Barriers remain, however. The IPCC meetings are online, with the most recent government hearings based in Germany, so members in the global south had to negotiate European time zones. Women scientists often have caregiving responsibilities and must juggle looking after children or elderly relatives alongside the demanding IPCC process.

For two weeks before the report is released, authors of a summary document defend the key findings against challenges from government science teams.

“I’ve been working from about 10.30 at night to 7.30 or 8am,” Professor Hayward says. “It’s quite hard because you have to defend your team’s research under intense scrutiny at 2 o’clock in the morning – it was a level of stress and anxiety I hadn’t experienced before.”

Participation is worth it though. The Nature paper shows the IPCC is particularly important for women’s careers. “You are put into quite challenging situations where you are presenting to governments and debating across scientific bodies of knowledge, and it is particularly significant for networking and building the capacity of women’s leadership.”
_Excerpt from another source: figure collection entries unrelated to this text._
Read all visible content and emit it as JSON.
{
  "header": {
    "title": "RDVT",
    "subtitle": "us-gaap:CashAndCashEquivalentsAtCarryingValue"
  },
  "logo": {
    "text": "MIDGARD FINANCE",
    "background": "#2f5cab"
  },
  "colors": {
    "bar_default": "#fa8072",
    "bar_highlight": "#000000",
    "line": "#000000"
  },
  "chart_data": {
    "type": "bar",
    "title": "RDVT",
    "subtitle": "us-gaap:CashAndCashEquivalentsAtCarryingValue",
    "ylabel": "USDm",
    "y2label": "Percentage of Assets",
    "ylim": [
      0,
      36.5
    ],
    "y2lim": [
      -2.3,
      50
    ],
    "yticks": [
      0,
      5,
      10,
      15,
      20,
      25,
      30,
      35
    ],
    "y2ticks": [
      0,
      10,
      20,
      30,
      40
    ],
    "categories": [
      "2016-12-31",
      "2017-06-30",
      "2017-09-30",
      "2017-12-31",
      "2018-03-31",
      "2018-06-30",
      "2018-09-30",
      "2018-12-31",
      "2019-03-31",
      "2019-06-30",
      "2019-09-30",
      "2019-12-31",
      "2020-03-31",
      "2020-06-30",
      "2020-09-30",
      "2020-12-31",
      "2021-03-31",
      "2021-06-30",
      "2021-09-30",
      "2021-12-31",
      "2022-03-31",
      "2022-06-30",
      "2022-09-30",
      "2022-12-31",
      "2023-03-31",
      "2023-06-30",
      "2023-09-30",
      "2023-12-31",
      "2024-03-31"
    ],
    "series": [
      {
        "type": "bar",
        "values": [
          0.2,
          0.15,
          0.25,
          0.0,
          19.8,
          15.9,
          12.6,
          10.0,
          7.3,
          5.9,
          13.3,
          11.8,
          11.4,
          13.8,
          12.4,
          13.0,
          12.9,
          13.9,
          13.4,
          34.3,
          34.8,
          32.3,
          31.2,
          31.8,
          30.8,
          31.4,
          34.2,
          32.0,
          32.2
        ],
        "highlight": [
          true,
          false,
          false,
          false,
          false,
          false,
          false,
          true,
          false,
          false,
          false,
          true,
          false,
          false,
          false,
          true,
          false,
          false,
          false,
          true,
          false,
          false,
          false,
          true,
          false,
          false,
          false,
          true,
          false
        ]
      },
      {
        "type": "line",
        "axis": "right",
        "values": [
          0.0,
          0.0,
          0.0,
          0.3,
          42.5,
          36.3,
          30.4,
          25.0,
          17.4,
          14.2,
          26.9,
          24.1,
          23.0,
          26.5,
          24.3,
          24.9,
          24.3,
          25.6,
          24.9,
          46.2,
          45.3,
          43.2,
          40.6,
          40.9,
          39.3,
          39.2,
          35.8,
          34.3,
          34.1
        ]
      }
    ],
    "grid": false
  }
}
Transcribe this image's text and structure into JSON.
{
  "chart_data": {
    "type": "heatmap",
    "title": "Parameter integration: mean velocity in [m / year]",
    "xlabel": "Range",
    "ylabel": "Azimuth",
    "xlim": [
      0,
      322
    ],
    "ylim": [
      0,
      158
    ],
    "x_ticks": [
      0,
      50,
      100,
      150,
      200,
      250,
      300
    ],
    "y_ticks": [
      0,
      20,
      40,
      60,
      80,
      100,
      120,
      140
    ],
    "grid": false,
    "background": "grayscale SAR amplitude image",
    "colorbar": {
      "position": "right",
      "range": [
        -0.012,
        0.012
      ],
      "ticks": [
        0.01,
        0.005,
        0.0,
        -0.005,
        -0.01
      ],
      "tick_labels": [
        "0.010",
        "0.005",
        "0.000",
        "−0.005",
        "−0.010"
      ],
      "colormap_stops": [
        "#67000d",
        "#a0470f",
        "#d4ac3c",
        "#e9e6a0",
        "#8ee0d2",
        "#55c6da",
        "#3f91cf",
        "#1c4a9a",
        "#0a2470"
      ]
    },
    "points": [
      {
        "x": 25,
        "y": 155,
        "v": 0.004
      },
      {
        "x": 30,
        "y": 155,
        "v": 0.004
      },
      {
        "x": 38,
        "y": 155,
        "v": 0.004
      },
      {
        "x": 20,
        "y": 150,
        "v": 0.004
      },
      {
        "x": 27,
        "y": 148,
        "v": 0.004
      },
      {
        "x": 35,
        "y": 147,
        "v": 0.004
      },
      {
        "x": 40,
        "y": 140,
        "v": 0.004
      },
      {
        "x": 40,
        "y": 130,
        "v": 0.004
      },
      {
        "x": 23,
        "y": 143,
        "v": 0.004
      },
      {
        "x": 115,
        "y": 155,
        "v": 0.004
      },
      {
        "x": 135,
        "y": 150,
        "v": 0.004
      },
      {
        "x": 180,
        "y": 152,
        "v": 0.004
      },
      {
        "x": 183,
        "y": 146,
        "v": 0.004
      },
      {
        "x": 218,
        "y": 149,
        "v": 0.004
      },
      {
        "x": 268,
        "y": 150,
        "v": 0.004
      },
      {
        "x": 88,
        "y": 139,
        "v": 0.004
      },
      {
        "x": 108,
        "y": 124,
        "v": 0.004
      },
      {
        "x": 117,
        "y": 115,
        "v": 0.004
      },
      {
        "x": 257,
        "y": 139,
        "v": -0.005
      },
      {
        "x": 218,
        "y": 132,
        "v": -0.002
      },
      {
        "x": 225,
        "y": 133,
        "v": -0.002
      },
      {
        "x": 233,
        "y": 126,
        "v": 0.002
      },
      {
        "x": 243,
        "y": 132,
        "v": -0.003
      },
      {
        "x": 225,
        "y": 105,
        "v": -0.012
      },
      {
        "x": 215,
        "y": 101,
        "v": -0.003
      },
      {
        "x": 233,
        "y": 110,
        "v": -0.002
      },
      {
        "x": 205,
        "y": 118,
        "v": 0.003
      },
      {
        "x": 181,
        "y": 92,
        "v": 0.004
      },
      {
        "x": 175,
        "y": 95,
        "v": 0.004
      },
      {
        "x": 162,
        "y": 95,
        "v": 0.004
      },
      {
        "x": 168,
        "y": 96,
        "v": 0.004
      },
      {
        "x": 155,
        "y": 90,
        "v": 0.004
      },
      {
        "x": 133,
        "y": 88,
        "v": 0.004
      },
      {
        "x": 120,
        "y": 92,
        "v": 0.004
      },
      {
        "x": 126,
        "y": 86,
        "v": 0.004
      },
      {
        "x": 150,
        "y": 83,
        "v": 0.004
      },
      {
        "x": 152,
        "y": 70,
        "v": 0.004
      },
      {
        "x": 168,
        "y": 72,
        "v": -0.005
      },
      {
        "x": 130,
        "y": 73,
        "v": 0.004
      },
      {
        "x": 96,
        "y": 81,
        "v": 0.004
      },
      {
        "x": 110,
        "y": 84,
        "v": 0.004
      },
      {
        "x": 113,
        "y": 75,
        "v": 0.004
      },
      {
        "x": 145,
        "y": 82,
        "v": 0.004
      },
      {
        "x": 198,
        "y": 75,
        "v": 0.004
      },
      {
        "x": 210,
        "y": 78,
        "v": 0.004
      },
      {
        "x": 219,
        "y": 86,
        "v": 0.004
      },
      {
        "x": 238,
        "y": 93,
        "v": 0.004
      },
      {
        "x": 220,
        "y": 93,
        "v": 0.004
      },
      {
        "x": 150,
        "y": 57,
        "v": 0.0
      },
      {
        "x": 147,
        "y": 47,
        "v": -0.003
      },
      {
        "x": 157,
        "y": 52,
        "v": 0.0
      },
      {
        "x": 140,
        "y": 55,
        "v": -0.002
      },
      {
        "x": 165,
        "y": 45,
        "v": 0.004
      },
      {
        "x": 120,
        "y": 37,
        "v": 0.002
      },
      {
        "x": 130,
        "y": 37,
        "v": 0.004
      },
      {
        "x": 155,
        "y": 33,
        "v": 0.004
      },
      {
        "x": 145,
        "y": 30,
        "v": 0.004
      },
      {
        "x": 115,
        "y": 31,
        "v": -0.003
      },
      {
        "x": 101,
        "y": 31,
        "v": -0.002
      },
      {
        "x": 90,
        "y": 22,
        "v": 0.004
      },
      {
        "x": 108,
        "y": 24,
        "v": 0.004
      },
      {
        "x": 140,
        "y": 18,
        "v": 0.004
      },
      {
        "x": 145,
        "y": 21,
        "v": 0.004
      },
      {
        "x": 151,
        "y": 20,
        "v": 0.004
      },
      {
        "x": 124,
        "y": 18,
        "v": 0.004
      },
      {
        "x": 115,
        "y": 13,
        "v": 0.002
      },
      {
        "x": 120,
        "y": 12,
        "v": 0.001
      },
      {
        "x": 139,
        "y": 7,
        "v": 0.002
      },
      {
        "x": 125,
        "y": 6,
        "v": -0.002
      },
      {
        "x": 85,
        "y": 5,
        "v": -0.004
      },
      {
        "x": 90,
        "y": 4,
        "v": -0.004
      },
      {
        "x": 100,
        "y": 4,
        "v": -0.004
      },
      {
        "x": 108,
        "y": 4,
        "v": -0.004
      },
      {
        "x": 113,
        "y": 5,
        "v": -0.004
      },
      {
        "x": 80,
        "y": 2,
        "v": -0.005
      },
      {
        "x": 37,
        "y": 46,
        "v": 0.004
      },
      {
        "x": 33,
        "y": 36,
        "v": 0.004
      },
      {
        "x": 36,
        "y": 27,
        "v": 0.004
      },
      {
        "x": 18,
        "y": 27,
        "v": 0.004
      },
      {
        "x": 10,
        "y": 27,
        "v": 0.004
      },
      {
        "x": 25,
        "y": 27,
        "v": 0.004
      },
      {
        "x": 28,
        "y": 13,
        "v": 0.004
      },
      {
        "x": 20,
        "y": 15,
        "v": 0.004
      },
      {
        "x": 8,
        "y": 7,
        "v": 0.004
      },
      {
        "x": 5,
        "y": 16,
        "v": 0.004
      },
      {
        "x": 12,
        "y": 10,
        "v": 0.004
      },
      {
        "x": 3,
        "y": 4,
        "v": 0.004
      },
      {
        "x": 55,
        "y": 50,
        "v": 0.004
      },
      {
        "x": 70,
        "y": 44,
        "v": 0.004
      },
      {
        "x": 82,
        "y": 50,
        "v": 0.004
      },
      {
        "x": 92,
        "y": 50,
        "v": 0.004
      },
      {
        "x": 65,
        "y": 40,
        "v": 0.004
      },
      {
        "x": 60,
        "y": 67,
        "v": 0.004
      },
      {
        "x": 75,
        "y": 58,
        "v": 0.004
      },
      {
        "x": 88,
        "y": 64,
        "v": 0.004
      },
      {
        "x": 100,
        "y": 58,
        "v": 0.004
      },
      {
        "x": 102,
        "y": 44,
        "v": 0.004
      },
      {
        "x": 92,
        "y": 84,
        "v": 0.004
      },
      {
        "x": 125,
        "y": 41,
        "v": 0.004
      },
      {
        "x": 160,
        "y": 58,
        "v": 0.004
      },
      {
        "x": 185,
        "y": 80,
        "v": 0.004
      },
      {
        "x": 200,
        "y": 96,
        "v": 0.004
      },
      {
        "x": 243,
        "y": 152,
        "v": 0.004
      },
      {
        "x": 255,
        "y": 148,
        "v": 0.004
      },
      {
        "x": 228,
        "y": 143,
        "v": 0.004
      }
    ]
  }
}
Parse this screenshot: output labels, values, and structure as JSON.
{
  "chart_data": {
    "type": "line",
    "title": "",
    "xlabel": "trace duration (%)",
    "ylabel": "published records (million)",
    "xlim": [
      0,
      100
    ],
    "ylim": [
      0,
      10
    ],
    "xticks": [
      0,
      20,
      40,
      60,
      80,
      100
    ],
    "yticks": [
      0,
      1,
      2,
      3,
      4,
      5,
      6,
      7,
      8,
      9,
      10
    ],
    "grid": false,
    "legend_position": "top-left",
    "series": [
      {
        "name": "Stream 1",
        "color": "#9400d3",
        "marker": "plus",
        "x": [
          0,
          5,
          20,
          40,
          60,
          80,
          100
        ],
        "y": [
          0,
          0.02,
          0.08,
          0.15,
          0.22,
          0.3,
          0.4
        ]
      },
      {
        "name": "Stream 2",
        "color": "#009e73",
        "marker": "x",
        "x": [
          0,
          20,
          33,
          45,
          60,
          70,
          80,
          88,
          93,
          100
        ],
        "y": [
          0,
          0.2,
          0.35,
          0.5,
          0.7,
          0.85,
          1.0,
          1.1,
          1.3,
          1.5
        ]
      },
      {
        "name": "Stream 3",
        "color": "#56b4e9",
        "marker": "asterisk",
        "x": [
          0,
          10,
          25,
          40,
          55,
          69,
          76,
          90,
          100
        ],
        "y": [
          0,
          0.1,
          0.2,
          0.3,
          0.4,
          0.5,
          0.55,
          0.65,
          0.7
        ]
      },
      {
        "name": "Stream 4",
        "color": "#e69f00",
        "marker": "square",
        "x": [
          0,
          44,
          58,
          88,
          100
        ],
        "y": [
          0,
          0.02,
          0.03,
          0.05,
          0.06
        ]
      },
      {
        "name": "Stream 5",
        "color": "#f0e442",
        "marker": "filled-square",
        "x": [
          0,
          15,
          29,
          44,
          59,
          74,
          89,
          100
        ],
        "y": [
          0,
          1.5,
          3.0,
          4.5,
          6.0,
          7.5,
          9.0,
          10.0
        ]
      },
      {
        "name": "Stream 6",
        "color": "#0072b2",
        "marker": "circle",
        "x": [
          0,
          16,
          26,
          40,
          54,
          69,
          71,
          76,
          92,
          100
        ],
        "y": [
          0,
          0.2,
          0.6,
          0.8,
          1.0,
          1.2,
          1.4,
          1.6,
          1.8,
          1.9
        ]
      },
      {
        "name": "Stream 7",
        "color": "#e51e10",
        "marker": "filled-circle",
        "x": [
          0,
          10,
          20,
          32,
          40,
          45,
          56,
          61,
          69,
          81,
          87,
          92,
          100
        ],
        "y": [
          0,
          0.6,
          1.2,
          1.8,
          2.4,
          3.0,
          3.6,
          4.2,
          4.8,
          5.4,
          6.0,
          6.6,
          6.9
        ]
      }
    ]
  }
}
Getting a foot in the door

Professor Hayward was first nominated for the IPCC in 2016 while on special leave from UC, working with a University of Surrey research team and a climate team from the University of East Anglia in the UK. A dual British-New Zealand resident, she made a courtesy call to the New Zealand Government. “Their initial response was, ‘We already have our men thanks’. That was awkward because I had actually been nominated by France, so I was just really advising them, not asking for permission’.” She says the Nature paper shows this tendency to call upon well-established scientists exists in every country and is a barrier to encouraging new voices.

She began as a lead author on the sustainability chapter of the 1.5 report, published in 2018, a report she thinks changed perceptions about the urgency of climate change. 

“I think everyone felt quite proud when it was finished, that it has changed public understanding of climate change and certainly governments and ministers for the environment have said the report really underscored how serious the issues were.”

Subsequently invited to be a coordinating lead author on Chapter 6: Cities and Infrastructure of the IPCC’s second instalment of its current Sixth Assessment cycle, Professor Hayward was also appointed to the core writing team for the synthesis report, a summary of the last six years of research.

Key findings – and hope for the future

Key findings are that we are rapidly running out of time to adapt to our changing climate and that 3.6 billion people will be particularly vulnerable to climate change – they are women, children, disabled people and the marginalised including those in developing countries in Africa, Asia, and small island nations.

“I think writing climate reports as a whole can be quite a grim experience because you are documenting human suffering and risk, but what is unusual about the process is you are working with hundreds of colleagues who also care deeply about these issues,” Professor Hayward says. “That is a very empowering thing to know, that around the world there are hundreds and thousands of people working on the issues.”